Setelah sekian lama meninggalkan Garuda saya kembali harus menggunakan maskapai kebanggaan bangsa Indonesia untuk terbang ke Solo. Maskapai Air Asia yang selama ini saya gunakan tidak terbang ke Solo dari Jakarta. Mengapa saya lebih suka melakukan penerbangan dengan Air Asia?
Berikut adalah bedah kasus mengapa Air Asia sukses meraup pasar Indonesia.

Kenyamanan
Masih ingat awal kehadiran Air Asia? Penerbangan murah yang segera merebut hari banyak orang ini sempat bikin heboh. Pasalnya naik pesawat tidak ubahnya seperti naik bis antar kota antar provinsi. Orang harus berebut-rebut untuk naik pesawat karena tidak ada nomor bangku sehingga penumpang harus berlari-lari untuk mendapatkan tempat duduk yang diinginkannya. Segera saja gaya Air Asia tersebut menuai protes. Bagusnya mereka mendengar suara konsumen dengan baik dan segera merubah layanan reservasi dengan memberikan penomoran bangku meskipun konsumen belum bisa memilih. Sekarang sudah jauh lebih nyaman lagi, konsumen bisa memesan bangku sejak dari booking tiket.

Transparansi
Di Garuda Anda bisa memilih bangku? Jika dilihat di website memang bisa tetapi jangan heran, meskipun Anda sudah pesan lebih dulu jangan harap bangku pilihan Anda bisa dipilih semua karena untuk kelas-kelas yang lebih rendah hanya terbuka pilihan yang terbatas. Sedangkan bangku-bangku favorit hanya untuk kelas yang lebih mahal. Di Air Asia jika Anda bersedia membayar lebih maka Anda bisa memilih bangku manapun selama masih belum ada yang membeli. Saya memilih layanan ala Air Asia yang lebih transparan. Mau tempat lapang bayar lebih mahal, mau lebih murah pilih yang biasa.
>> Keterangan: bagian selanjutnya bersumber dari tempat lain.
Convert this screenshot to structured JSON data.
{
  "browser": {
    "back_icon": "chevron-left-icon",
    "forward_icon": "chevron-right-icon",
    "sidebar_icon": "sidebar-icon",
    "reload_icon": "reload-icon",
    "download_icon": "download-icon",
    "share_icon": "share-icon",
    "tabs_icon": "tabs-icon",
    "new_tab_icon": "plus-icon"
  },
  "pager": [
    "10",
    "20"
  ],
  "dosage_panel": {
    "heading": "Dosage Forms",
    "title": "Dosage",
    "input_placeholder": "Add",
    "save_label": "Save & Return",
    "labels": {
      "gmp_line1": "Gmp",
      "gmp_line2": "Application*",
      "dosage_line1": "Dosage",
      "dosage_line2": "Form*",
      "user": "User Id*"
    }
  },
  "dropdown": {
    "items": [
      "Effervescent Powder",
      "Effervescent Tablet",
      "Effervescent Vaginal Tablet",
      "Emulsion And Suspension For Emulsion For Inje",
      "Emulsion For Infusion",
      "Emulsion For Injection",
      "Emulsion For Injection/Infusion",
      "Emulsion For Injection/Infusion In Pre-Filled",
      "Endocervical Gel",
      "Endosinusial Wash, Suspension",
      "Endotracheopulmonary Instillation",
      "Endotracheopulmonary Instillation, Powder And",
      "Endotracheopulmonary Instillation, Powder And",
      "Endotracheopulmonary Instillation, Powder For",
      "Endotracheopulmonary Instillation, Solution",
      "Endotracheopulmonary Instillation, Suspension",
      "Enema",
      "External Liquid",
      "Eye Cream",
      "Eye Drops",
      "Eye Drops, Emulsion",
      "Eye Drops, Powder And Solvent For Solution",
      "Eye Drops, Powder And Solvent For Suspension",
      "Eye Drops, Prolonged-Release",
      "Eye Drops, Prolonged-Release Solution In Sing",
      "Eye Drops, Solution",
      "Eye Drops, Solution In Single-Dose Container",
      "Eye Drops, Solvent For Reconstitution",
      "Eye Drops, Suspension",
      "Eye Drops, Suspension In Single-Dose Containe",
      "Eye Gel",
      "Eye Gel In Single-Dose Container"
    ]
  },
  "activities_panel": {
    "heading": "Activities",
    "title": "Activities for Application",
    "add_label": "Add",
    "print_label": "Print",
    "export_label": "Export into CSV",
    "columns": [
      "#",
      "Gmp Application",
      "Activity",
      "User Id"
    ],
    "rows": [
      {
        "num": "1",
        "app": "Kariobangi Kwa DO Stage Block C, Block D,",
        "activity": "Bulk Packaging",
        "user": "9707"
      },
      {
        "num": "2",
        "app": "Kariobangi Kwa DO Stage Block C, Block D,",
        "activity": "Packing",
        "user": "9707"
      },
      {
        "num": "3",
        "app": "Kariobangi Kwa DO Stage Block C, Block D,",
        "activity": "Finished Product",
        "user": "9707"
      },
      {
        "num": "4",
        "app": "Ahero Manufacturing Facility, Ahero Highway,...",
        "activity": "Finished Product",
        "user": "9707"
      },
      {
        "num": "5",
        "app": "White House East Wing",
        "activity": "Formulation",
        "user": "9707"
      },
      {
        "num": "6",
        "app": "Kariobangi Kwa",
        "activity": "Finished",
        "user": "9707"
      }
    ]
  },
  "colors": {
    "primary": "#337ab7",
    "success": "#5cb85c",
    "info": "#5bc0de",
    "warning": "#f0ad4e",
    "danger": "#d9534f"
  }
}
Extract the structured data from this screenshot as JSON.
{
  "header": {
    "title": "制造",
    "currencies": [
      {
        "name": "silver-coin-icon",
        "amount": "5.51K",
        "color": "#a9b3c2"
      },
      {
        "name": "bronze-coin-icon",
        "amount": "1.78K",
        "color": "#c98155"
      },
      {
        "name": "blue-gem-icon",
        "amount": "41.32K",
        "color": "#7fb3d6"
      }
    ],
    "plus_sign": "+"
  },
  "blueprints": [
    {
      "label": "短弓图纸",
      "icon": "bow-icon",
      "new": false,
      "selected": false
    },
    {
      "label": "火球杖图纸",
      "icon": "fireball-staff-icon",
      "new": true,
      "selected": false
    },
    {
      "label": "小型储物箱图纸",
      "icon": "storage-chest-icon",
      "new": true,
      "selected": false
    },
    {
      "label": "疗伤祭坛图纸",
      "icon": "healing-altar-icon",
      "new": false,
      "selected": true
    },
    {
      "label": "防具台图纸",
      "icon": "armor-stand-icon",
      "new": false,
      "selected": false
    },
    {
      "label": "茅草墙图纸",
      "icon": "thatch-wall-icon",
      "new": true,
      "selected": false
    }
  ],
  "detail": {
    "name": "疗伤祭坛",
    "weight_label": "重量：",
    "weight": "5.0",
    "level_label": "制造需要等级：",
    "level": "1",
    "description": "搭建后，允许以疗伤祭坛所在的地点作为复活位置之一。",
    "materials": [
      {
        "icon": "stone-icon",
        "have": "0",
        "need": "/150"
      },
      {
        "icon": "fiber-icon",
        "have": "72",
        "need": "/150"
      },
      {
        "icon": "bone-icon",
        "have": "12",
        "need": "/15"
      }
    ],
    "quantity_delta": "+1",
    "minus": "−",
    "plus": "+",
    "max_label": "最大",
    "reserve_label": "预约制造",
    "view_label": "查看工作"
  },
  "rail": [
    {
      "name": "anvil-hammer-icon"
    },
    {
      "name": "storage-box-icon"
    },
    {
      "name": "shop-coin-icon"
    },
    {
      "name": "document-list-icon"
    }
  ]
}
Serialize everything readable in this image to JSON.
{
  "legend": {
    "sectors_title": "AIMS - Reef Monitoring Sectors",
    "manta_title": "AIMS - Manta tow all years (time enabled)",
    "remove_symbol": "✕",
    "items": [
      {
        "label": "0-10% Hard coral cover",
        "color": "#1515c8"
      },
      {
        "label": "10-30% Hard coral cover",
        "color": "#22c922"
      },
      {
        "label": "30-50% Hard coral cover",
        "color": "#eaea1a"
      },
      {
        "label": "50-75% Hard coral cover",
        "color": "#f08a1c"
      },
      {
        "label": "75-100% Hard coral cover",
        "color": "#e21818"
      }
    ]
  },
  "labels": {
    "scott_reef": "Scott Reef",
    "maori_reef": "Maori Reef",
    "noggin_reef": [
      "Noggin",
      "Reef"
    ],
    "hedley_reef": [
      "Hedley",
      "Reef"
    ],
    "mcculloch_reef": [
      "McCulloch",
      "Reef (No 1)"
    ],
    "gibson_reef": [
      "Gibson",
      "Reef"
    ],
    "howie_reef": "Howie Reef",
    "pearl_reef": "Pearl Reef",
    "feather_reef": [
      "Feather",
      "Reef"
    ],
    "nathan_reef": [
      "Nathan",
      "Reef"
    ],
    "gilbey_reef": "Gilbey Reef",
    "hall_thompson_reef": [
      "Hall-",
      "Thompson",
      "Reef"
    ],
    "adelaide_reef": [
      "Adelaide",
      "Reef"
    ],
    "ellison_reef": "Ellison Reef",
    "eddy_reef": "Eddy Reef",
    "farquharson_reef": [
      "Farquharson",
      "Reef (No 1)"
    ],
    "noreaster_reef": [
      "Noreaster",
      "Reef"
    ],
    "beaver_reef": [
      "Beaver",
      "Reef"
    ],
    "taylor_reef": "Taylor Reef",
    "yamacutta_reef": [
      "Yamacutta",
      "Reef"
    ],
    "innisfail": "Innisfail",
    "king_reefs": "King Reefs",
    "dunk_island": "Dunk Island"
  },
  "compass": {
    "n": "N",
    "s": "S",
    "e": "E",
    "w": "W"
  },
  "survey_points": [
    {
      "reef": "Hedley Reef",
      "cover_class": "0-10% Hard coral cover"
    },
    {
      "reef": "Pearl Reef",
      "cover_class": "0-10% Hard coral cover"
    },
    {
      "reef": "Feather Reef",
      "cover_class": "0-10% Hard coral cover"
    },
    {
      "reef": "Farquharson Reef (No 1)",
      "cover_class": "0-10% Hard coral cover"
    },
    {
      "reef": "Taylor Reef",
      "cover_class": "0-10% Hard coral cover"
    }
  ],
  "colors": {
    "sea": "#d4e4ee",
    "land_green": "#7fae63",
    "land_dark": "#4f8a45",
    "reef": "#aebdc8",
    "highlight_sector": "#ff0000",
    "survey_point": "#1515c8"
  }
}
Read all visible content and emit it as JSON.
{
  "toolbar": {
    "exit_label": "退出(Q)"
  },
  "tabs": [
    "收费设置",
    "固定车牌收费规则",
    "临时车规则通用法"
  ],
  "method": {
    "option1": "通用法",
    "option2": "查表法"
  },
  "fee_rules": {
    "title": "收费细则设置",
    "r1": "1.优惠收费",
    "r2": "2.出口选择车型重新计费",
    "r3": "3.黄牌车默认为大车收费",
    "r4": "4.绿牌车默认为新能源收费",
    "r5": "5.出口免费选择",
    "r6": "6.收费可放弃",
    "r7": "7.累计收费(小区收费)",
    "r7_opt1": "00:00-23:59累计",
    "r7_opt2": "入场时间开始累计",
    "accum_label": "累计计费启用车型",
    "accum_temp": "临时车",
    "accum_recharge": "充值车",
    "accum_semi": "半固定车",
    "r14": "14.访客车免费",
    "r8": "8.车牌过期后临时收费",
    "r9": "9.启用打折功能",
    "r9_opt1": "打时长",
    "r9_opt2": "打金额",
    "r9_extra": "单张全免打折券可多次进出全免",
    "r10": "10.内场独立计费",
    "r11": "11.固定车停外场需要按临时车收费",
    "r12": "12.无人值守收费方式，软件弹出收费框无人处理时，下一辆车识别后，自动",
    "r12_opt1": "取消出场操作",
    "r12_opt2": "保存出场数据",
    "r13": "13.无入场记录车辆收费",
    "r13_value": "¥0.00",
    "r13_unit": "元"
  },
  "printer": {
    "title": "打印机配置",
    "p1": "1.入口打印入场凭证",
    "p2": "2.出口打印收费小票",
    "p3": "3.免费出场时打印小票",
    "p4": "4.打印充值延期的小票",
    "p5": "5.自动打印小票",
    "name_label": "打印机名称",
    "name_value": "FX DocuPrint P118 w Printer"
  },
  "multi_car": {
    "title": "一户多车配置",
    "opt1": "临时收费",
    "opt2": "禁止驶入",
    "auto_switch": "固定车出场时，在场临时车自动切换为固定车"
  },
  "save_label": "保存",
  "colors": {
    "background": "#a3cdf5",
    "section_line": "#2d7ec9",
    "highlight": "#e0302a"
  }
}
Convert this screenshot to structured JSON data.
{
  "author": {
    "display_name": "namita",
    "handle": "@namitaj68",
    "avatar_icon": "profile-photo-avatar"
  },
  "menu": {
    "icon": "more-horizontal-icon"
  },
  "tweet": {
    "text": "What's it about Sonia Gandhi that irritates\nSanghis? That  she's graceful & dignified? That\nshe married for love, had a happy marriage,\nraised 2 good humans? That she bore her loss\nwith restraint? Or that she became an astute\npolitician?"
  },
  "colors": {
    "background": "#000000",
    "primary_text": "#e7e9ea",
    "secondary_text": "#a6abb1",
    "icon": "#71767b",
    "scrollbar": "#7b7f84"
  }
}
Web Check In 2 minggu di muka
Kenyaman lain yang diberikan adalah penumpang bisa melakukan web check ini 2 minggu di muka. Bayangkan dengan Garuda, web check in baru bisa dilakukan 12 jam menjelang keberangkatan. Layanan check in di kantor layanan Garuda? Hanya bisa 24 jam sebelum keberangkatan dan sudah ditutup 3 jam sebelum keberangkatan. Saya pernah menyaksikan calon penumpang yang mampir ke kantor Garuda untuk check in tetapi ditolak karena sudah kurang dari 3 jam. Sebaliknya saya sendiri pernah mau melakukan check in ditolak karena belum 24 jam menjelang keberangkatan. Ooh...susahnya check in di Garuda. Di Air Asia, dua minggu sebelum keberangkatan saya bisa check ini dan bisa print sendiri boarding pass.    

Makanan harus beli?
Bukan hal yang perlu diributkan. Di Garuda mahal karena sudah termasuk makanan? Bukan hal yang penting sekali. Justru di Air Asia jika butuh bisa beli, bisa pilih lagi. Kualitas makanannya tidak buruk. Kalau pesan on line lebih murah. Ada cukup banyak pilihan. Sedangkan makanan di Garuda pilihannya tidak ada. Menunya tidak beragam. Hanya ada 2 pilihan saja. Rasanya sangat biasa khususnya penerbangan domestik.

Sistem IT yang canggih
Bukan kali ini saja saya harus stres dengan pemesanan tiket via website Garuda. Untuk membeli tiket ke Solo saya harus menghabiskan waktu lebih total dari 1 jam. Saya mulai dengan mencari kota tujuan, menentukan jam yang dipilih dan seterusnya sampai ke tahap pembayaran. Setelah semua diisi tibalah pada konfirmasi pembayaran. Di situlah saya harus menghadapi fakta bahwa pembayaran saya error. Saya ulangi lagi semua proses dan lagi-lagi nyangkut di pembayaran. Akhirnya saya harus telepon ke call center Garuda. Setelah menghabiskan waktu 10 menit sendiri saya lagi-lagi berhadapan dengan fakta bahwa membayar dengan kartu kredit via telepon gagal dilakukan. Akhirnya saya harus membayar via internet banking yang untungnya bisa saya lakukan.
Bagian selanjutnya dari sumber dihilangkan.